Speaking in Sheffield on March 13, Clegg told delegates: ‘I didn’t get into politics to balance the books [but] it is what we have to do – so we can do what we want to do.’

He said that last May the UK was borrowing £400m a day. He recognised that, even so, many people thought the government was cutting too rapidly.

‘By cutting the deficit decisively, we have restored confidence in Britain, essential because without confidence there can be no growth,’ Clegg said.

‘We have helped keep interest rates lower for longer, helping families, helping businesses.’

Clegg said the risks of delaying cuts would have been even greater, and attacked Labour for failing to say what it would cut.

He also accused Labour councils of making deliberately damaging cuts so as to give themselves political ammunition in May’s elections.

Clegg said the Liberal Democrat council in Sheffield, where he is an MP, faced an 8% budget cut, but had declared only 270 redundancies and had not closed any children’s centres, libraries or swimming pools.

‘But cross the Pennines into Manchester, a council having to make almost identical savings, [and] you’ll find a Labour council letting nearly 2,000 people go,’ he said.

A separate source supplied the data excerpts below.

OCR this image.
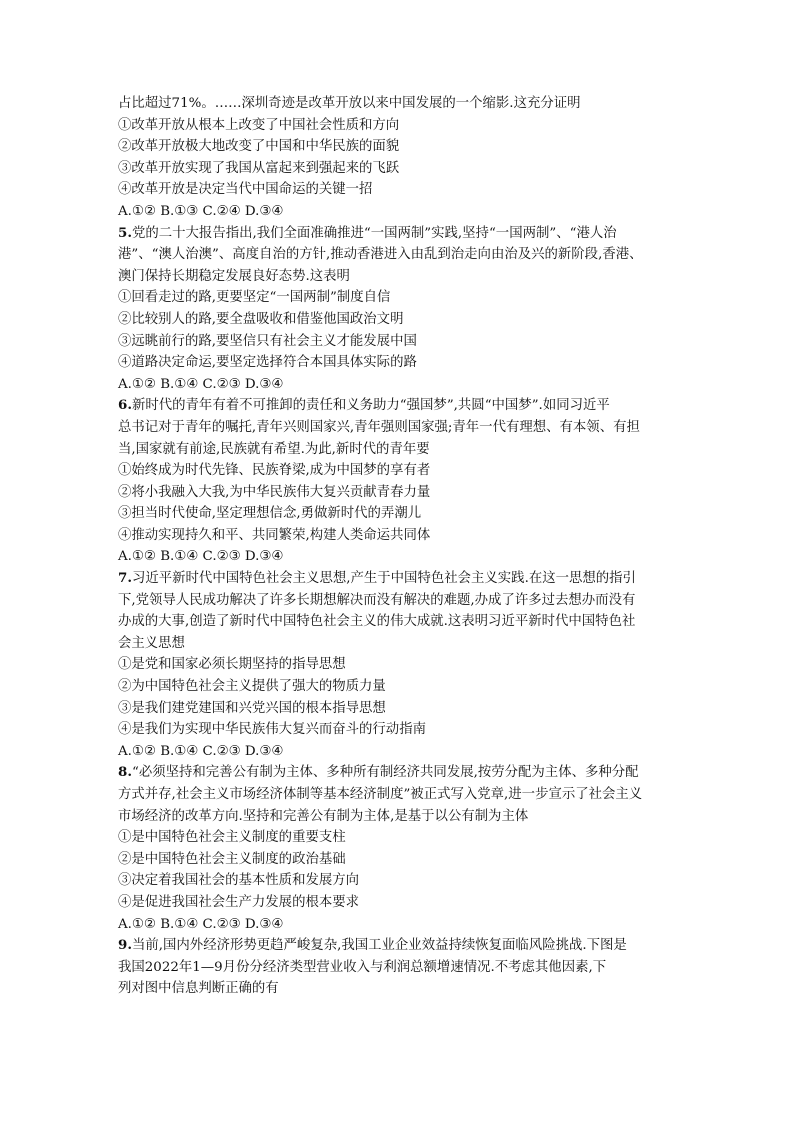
占比超过71%。……深圳奇迹是改革开放以来中国发展的一个缩影.这充分证明
①改革开放从根本上改变了中国社会性质和方向
②改革开放极大地改变了中国和中华民族的面貌
③改革开放实现了我国从富起来到强起来的飞跃
④改革开放是决定当代中国命运的关键一招
A.①② B.①③ C.②④ D.③④
5.党的二十大报告指出,我们全面准确推进“一国两制”实践,坚持“一国两制”、“港人治
港”、“澳人治澳”、高度自治的方针,推动香港进入由乱到治走向由治及兴的新阶段,香港、
澳门保持长期稳定发展良好态势.这表明
①回看走过的路,更要坚定“一国两制”制度自信
②比较别人的路,要全盘吸收和借鉴他国政治文明
③远眺前行的路,要坚信只有社会主义才能发展中国
④道路决定命运,要坚定选择符合本国具体实际的路
A.①② B.①④ C.②③ D.③④
6.新时代的青年有着不可推卸的责任和义务助力“强国梦”,共圆“中国梦”.如同习近平
总书记对于青年的嘱托,青年兴则国家兴,青年强则国家强;青年一代有理想、有本领、有担
当,国家就有前途,民族就有希望.为此,新时代的青年要
①始终成为时代先锋、民族脊梁,成为中国梦的享有者
②将小我融入大我,为中华民族伟大复兴贡献青春力量
③担当时代使命,坚定理想信念,勇做新时代的弄潮儿
④推动实现持久和平、共同繁荣,构建人类命运共同体
A.①② B.①④ C.②③ D.③④
7.习近平新时代中国特色社会主义思想,产生于中国特色社会主义实践.在这一思想的指引
下,党领导人民成功解决了许多长期想解决而没有解决的难题,办成了许多过去想办而没有
办成的大事,创造了新时代中国特色社会主义的伟大成就.这表明习近平新时代中国特色社
会主义思想
①是党和国家必须长期坚持的指导思想
②为中国特色社会主义提供了强大的物质力量
③是我们建党建国和兴党兴国的根本指导思想
④是我们为实现中华民族伟大复兴而奋斗的行动指南
A.①② B.①④ C.②③ D.③④
8.“必须坚持和完善公有制为主体、多种所有制经济共同发展,按劳分配为主体、多种分配
方式并存,社会主义市场经济体制等基本经济制度”被正式写入党章,进一步宣示了社会主义
市场经济的改革方向.坚持和完善公有制为主体,是基于以公有制为主体
①是中国特色社会主义制度的重要支柱
②是中国特色社会主义制度的政治基础
③决定着我国社会的基本性质和发展方向
④是促进我国社会生产力发展的根本要求
A.①② B.①④ C.②③ D.③④
9.当前,国内外经济形势更趋严峻复杂,我国工业企业效益持续恢复面临风险挑战.下图是
我国2022年1—9月份分经济类型营业收入与利润总额增速情况.不考虑其他因素,下
列对图中信息判断正确的有
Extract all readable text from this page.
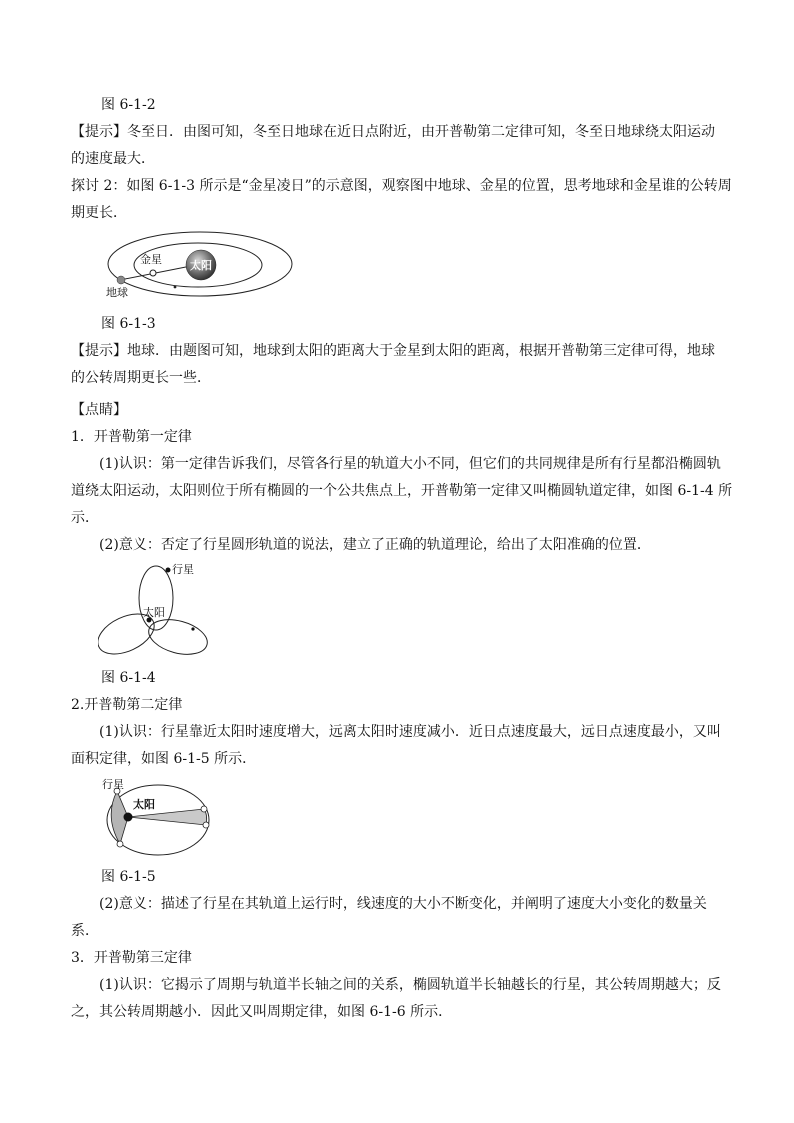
图 6-1-2
【提示】冬至日．由图可知，冬至日地球在近日点附近，由开普勒第二定律可知，冬至日地球绕太阳运动
的速度最大．
探讨 2：如图 6-1-3 所示是“金星凌日”的示意图，观察图中地球、金星的位置，思考地球和金星谁的公转周
期更长．
金星	太阳
地球
图 6-1-3
【提示】地球．由题图可知，地球到太阳的距离大于金星到太阳的距离，根据开普勒第三定律可得，地球
的公转周期更长一些．
【点睛】
1．开普勒第一定律
(1)认识：第一定律告诉我们，尽管各行星的轨道大小不同，但它们的共同规律是所有行星都沿椭圆轨
道绕太阳运动，太阳则位于所有椭圆的一个公共焦点上，开普勒第一定律又叫椭圆轨道定律，如图 6-1-4 所
示．
(2)意义：否定了行星圆形轨道的说法，建立了正确的轨道理论，给出了太阳准确的位置．
行星
太阳
图 6-1-4
2.开普勒第二定律
(1)认识：行星靠近太阳时速度增大，远离太阳时速度减小．近日点速度最大，远日点速度最小，又叫
面积定律，如图 6-1-5 所示．
行星
太阳
图 6-1-5
(2)意义：描述了行星在其轨道上运行时，线速度的大小不断变化，并阐明了速度大小变化的数量关
系．
3．开普勒第三定律
(1)认识：它揭示了周期与轨道半长轴之间的关系，椭圆轨道半长轴越长的行星，其公转周期越大；反
之，其公转周期越小．因此又叫周期定律，如图 6-1-6 所示．
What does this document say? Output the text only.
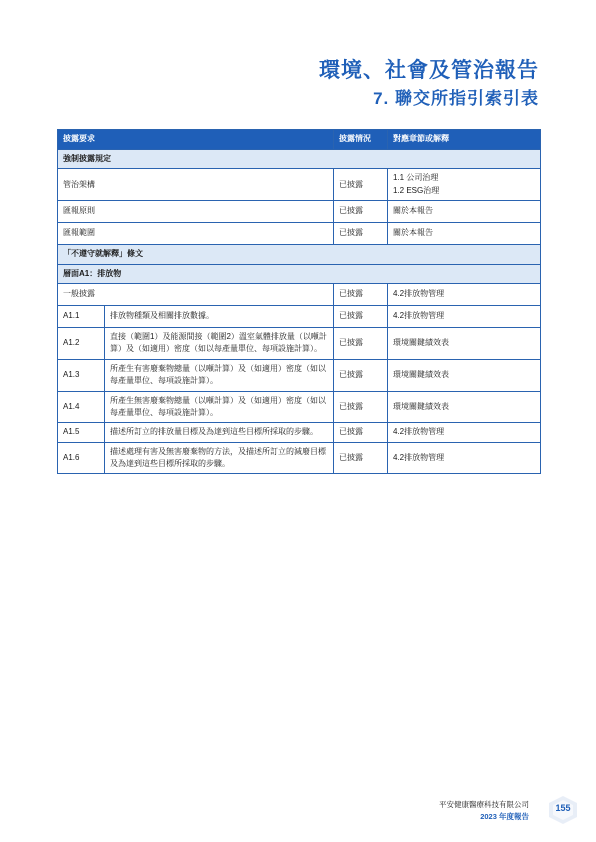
環境、社會及管治報告
7. 聯交所指引索引表
披露要求		披露情況	對應章節或解釋
強制披露規定			
管治架構		已披露	1.1 公司治理
1.2 ESG治理

匯報原則		已披露	關於本報告
匯報範圍		已披露	關於本報告
「不遵守就解釋」條文			
層面A1：排放物			
一般披露		已披露	4.2排放物管理
A1.1	排放物種類及相關排放數據。	已披露	4.2排放物管理
A1.2	直接（範圍1）及能源間接（範圍2）溫室氣體排放量（以噸計算）及（如適用）密度（如以每產量單位、每項設施計算）。	已披露	環境關鍵績效表
A1.3	所產生有害廢棄物總量（以噸計算）及（如適用）密度（如以每產量單位、每項設施計算）。	已披露	環境關鍵績效表
A1.4	所產生無害廢棄物總量（以噸計算）及（如適用）密度（如以每產量單位、每項設施計算）。	已披露	環境關鍵績效表
A1.5	描述所訂立的排放量目標及為達到這些目標所採取的步驟。	已披露	4.2排放物管理
A1.6	描述處理有害及無害廢棄物的方法，及描述所訂立的減廢目標及為達到這些目標所採取的步驟。	已披露	4.2排放物管理
平安健康醫療科技有限公司
2023 年度報告
155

‘Some people say Labour are making cuts for political reasons. Anyone who sacks a member of staff or shuts down a public service for political purposes is a disgrace to politics and a disgrace to Britain.’

Earlier the conference voted almost unanimously for two amendments that strongly criticised the government’s health reforms.

One condemned ‘any competition based on price’ in the NHS, said private providers should be barred from ‘cherry picking’ patients and called for commissioning and service provision to remain separate to avoid conflicts of interest.

The second urged powers for councils to require any health body to present itself for scrutiny, and that councillors should comprise half of all commissioning consortium boards.